Black Dahlia (Treasury of XXth Century Murder)

Image of Black Dahlia (Treasury of XXth Century Murder)
Author(s): 
Release Date: 
October 31, 2016
Publisher/Imprint: 
NBM Publishing
Pages: 
80
Reviewed by: 

The emergence of the comic book to a more mature graphic novel can easily be equated to a butterfly rising from a cocoon.

This is seen most effectively in Rick Geary’s Black Dahlia. An author who both writes and illustrates graphic novels in A Treasury of XXth Century Murder, Geary skillfully takes this story down to a readable format by dividing it into five logical parts that visually follow the story’s progression from its gruesome beginning to its inevitable conclusion.

The Black Dahlia recounts the murder in January 1947 of one Elizabeth Short, a star-struck young woman looking for celebrity in the glamor capital of the world—Hollywood, CA. The murder defines the word “grisly.” Dismembered and drained of blood, Short’s body was dumped in a Hollywood park, setting off a storm of failed searches for answers.

Geary starts the story with Part I in the vacant lot where Short’s body was discovered, and he visually shows how the lot quickly became overrun with police, newspapermen, and the general, thrill-seeking public. Compromised evidence is collected and the body moved for examination, and this is the start of a failed investigation.

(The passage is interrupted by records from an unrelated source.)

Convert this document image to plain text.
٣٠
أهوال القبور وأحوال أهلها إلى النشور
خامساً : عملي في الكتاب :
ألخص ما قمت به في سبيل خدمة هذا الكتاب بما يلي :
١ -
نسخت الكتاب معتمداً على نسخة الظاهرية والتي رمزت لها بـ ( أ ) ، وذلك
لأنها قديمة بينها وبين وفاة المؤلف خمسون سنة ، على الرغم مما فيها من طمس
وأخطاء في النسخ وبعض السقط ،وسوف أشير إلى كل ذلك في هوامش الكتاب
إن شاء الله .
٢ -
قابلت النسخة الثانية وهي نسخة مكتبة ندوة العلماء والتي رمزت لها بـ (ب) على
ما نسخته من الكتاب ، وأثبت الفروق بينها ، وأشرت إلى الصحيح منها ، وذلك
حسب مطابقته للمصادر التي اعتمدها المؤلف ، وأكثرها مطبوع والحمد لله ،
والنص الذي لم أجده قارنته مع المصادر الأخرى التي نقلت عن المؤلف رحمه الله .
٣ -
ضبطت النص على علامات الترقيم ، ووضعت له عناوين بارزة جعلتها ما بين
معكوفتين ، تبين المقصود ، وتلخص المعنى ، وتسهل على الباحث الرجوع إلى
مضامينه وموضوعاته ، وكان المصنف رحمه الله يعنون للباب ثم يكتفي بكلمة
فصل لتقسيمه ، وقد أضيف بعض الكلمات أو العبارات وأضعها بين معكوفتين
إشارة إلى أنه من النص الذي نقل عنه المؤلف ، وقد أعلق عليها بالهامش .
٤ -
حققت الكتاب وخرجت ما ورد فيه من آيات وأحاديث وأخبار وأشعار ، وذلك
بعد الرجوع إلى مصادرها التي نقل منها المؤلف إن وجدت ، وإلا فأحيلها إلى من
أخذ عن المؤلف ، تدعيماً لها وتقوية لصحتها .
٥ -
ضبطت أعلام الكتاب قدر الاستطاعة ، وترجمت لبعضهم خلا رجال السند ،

In Part II, Geary recaps the life of Elizabeth Short, including growing up in Massachusetts and her travels to Hollywood to take her chances at fame and fortune in the movie industry. She becomes engaged, but her fiancé’s death in World War II began her downfall. With the loss of the man she loved, she comes to life as a vivacious young woman who attracts men like moths to a flame.

Part III describes her last days. Here Geary pieces together her friends and acquaintances. Each piece of information, regardless of how big or small, adds dimension and depth to Short’s life. Short’s personality emerges on a multitude of levels, “ambitious . . . submissive . . . friendly . . . streetwise seductress . . . and the perfect victim.” Each new clue complicates the search for that one path that will lead to the answers about her death.

In Part IV, Geary scrutinizes the investigation and describes the many rabbit hole clues the police unsuccessfully followed. A series of fake confessions, both in writing and in person, clutter the investigation further and the police waste precious time eliminating each, while at the same time making no progress in finding Elizabeth’s killer.

And finally, Geary wraps up the status of the crime in Part V. It is here that he discusses “the long series of unsolved murders of women . . . going back several years.” Connections with organized crime begin to bubble up to the surface—connections that lead directly to a corrupt Los Angeles Police Department. The LAPD undergoes a deep gutting while the Black Dahlia case goes cold and remains so to this day.

The use of the graphic novel to recount a true crime is a step beyond the Archie, Batman, and Donald Duck comic books so popular with children and young adults of another age. The style has matured and appeals now to adults of all ages.

The Black Dahlia is one of many graphic novels in this series, and Geary does justice to telling the story. If the rest of the collection is this well done and this interesting, the series would be a good addition to the library shelf—one guaranteed to raise questions and probably be pirated.